Es curioso que detestara el oficio de informante justo quien usaba de soplones a los libros y diarios que tijereteaba. El que prefería a los que “se niegan a cooperar” trabajaba en colaboración con periódicos, novelas y poemas que rastrillaba para injertar en sus propias páginas no pocas frases ajenas, distorsionadas: “Yo estaba allí, esperando, en la escritura de otros”. Cuando decía que el lenguaje estaba en estado de transición, se estaba denunciando entrelíneas.

Por épocas, este severo siervo del cut-up (maridaje entre dos textos de distinto origen) parecía más un editor que un escritor. Reutilizaba material descartado una vez y otra, pero usaba poco de lo mucho con que experimentaba. Como quien filma cincuenta horas para quedarse con menos de dos en la versión final. El montaje empataba los estilos; una delicada acrobacia para establecer un mínimo orden que respetara lo accidental. El montaje –superposición y secuencia– como agente secreto y la desorientación como norte. El lector, la última mano en la cadena de montaje.
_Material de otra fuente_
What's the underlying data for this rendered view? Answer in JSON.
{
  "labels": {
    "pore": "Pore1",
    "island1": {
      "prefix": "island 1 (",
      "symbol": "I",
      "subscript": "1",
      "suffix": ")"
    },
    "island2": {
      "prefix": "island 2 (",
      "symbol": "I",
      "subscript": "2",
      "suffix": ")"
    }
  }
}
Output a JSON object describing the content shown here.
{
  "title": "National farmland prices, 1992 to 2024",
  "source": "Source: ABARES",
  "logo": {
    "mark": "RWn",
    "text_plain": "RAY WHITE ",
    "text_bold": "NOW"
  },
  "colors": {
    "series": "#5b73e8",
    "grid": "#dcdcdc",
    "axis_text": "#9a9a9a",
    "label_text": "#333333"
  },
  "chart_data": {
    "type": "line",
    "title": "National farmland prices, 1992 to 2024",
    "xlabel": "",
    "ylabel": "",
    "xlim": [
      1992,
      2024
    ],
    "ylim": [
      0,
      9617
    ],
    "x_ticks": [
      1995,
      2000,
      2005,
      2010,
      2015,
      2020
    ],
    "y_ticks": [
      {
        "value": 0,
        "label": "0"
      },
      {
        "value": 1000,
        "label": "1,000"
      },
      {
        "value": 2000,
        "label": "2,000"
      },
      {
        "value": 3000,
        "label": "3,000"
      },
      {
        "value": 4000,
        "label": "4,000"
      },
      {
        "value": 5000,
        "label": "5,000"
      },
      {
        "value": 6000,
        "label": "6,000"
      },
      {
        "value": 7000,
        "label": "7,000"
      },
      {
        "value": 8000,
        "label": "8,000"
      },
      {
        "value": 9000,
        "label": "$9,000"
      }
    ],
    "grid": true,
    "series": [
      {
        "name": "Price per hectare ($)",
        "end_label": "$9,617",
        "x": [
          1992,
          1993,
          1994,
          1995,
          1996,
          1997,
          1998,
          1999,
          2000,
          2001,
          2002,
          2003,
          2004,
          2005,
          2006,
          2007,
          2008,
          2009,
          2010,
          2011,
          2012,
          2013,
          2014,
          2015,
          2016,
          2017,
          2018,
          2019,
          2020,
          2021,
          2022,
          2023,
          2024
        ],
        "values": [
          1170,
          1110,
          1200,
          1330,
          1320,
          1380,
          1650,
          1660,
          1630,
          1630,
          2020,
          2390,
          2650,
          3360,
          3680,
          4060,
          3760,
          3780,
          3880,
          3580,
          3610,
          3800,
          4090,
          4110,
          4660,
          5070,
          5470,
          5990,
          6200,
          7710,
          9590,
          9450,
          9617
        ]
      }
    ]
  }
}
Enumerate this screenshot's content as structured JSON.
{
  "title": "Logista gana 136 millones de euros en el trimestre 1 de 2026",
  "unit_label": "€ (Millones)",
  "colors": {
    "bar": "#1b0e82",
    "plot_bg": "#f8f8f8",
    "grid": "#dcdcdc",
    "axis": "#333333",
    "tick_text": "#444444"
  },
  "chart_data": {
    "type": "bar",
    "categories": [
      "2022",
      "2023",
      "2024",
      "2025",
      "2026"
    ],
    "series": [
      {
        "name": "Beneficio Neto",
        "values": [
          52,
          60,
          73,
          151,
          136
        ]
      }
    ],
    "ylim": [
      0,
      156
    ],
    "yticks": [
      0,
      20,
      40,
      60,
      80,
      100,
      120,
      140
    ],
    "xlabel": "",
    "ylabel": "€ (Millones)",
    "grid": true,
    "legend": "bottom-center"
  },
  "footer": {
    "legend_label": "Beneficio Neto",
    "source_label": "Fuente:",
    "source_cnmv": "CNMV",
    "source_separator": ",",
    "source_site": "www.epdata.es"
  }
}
Imposible pensar que Burroughs no fuera consciente de lo paradójico de su método: romper con un sistema de control –el del lenguaje dado, impuesto, amansado– para aplicar otro. (Hizo algo equivalente al final de su vida, cuando pintaba cuadros para después dispararles balazos). Su investigación privada consistió en averiguar cuán en control de su materia puede estar un creador.

Es en libros como Ciudades, pero también en Mi educación, que reúne sueños, y en Gato encerrado, consagrado a los espíritus tutelares de su casa, que se adivina fácilmente que en Burroughs –y después, por contagio, en su lector– prima el impulso por convertirse en adicto a un libro enigmático. De allí, quizá, su atracción hacia los saberes antiguos, perdidos, hacia la potencia narrativa de lo onírico. (Ciudades de la noche rojatermina –y reabre sus puertas– con un sueño).

Todas las obras del autor de El almuerzo desnudo son como manuales inconclusos, es decir que planean entre los profético y lo anacrónico. Ofrecen, precisamente, el encanto de lo anacrónico: una incisión (otro cut-up) del pasado en el presente. Queda toda la posteridad para reírse de la prisa.